Comment by zer0zzz
1 month ago
> Man, Apple fans are still proving the stereotype to be accurate after 20 years.
Who is this straw man you're flogging?
> Ignoring the fact that the Mac OS gets in your way every time you try to do something that Apple doesn't like, with no guarantee that an update won't break anything existing, ignoring the fact that Macs are non repairable, non upgradable, ignoring the fact that they don't support multiple displays flawlessly,
Lot to unpack there, most of it does not matter to most normies. When I bought my current mini-pc to drive my egpu I didn't focus on any of this stuff. Just about all I looked for was something that can drive a gpu over TB4/5 and has good perf/watt in a small form factor.
> I hope you realize that egpu support natively is NEVER coming to Macs, because why the fuck would they enable it when they can just charge you full price for a desktop computer?
Sounds like you are more hopeful they wont than I am that they will. They've already enabled RDMA over TB5 for ML applications, and they've left their boot loader open enough for the asahi community to reverse engineer tons of functionality.
I do think eventually there will be some form of GPGPU programing popularized on the mac that isn't Metal (gross).
> Apple is built on the sole image that Apple users have money, so buying another Mac Mini or Mac Pro in addition to your laptop is what you are supposed to do.
I think you have a very specific use case in mind, chiefly gaming. There's a lot more eGPUs offer, and it has nothing to do with turning your normie laptop into a sick gaming rig.
> Android is way ahead of Mac with Android Desktop mode and Samsung Dex, to the point where you don't even need to own a laptop anymore. Ive been using my S24/S25 with lapdock for over 3 years now as a laptop, and it works flawlessly. Apple can easily do this with iPhone, but they won't because that means one less macbook purchase.
I fail to see how Android is relevant in this context at all? For one, the arm64 hardware would have to exceed the single thread and perf per watt of an M5 and secondly you'd actually need tools and applications worth using for desktop use.
I am seeing some of the newer AMD 370/395 and Intel Ultra 7/9 socs as being much more of a serious alternative to the M4/5 here. In fact my current eGPU setup is an Ultra 9 mini-pc with an egpu, its just a shame im still on x86.
Mac will appear to give some leeway to fake being dev friendly, but they are not. There is a reason why still Asahi is in its state - lack of any real documentation from Apple. If Apple was dev friendly, they would just bring those people on board and give them the documentation and have them develop a fully working linux for free. But Apple fundamentally DGAF about linux users.
RDMA over Thunderbolt is going to be used only with Mac devices.

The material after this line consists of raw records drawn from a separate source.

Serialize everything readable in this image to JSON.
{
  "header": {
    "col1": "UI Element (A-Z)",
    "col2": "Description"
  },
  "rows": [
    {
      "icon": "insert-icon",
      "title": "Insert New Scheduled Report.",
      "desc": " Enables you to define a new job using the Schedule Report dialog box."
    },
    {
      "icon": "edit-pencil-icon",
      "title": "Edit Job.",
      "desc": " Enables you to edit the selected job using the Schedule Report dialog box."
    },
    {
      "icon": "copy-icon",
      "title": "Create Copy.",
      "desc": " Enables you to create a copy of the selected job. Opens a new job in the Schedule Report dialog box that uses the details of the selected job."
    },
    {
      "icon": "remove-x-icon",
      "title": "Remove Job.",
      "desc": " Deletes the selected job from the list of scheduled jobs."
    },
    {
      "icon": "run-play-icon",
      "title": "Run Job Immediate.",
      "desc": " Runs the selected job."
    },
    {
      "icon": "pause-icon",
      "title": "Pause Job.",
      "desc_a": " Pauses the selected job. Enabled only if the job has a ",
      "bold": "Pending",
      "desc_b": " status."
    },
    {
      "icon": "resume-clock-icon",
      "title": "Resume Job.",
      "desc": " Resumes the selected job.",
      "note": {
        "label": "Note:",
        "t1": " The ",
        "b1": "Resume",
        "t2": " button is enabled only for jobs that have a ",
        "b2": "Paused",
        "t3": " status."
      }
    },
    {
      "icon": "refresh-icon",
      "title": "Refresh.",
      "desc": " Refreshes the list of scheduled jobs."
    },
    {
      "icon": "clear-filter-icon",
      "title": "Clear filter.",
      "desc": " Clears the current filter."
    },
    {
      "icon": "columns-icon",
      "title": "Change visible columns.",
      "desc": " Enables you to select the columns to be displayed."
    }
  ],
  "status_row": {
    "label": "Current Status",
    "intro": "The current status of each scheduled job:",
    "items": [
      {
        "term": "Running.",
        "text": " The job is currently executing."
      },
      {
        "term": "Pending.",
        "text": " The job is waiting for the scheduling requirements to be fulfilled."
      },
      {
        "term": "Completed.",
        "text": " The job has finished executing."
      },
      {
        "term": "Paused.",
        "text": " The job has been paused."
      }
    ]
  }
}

Apple has a history of keeping things within their own ecosystem. You gotta be insane to think that they are going to just magically allow you to plug in a graphics card and it will work natively.
The point of bringing up Android is because that is what being dev friendly. Samsung or Google have nothing to really gain to enable the desktop mode. But they do it anyway because it increases the usability of their devices. Ask yourself again, if Apple already runs arm on all of its devices, why not enable a desktop mode for the iPhone? Its EXACTLY for the reason to squeeze more money from consumer. Its why they do the thing they do with app store, that why they own all the advertising streams on their devices.
So if you wanna stay deluded about what Apple does, be my guest. Just don't be surprised when nothing turns out like you hoped.
It's a little unclear why you are discussing desktop mode on phones in all this? Seems really irrelevant when the thread is about NV gpus on arm desktops.
When it comes to Apple hardware, they're offering pretty good performance per watt and the machine form factors they are offering with the level of perf they have is where I really start to care (small compact footprint with good perf, runs any kind of unix/unix-like system).
You may well be right, and we may not see productized eGPUs in mass on Apples platforms, but I am liable to go grab a GB10 over some PC tower at that point.
As far as the software stack and OS, its also kind of irrelevant (to me anyways). If the hardware is good and the OS has decent performance for builds and jobs I am going to use it to do my work. The rest of it is just fashion as far as I can tell.
>The rest of it is just fashion as far as I can tell.
EXACTLY.
Apple is a fashion company. They don't care about improving usability of any of their devices. The most important thing is to them is selling a lifestyle.
This is why eGPU will never happen - having an external gpu is too nerdy for a lifestyle of an apple user. Same thing of having a phone plugged into a monitor and keyboard. Thats why all their products are separate. You are meant to buy a iphone for phone things, and iPad for the plane, a Macbook for work and a Mac Pro for any serious compute. Them trying to offer a cheaper solution like eGPU dilutes the lifestyle image.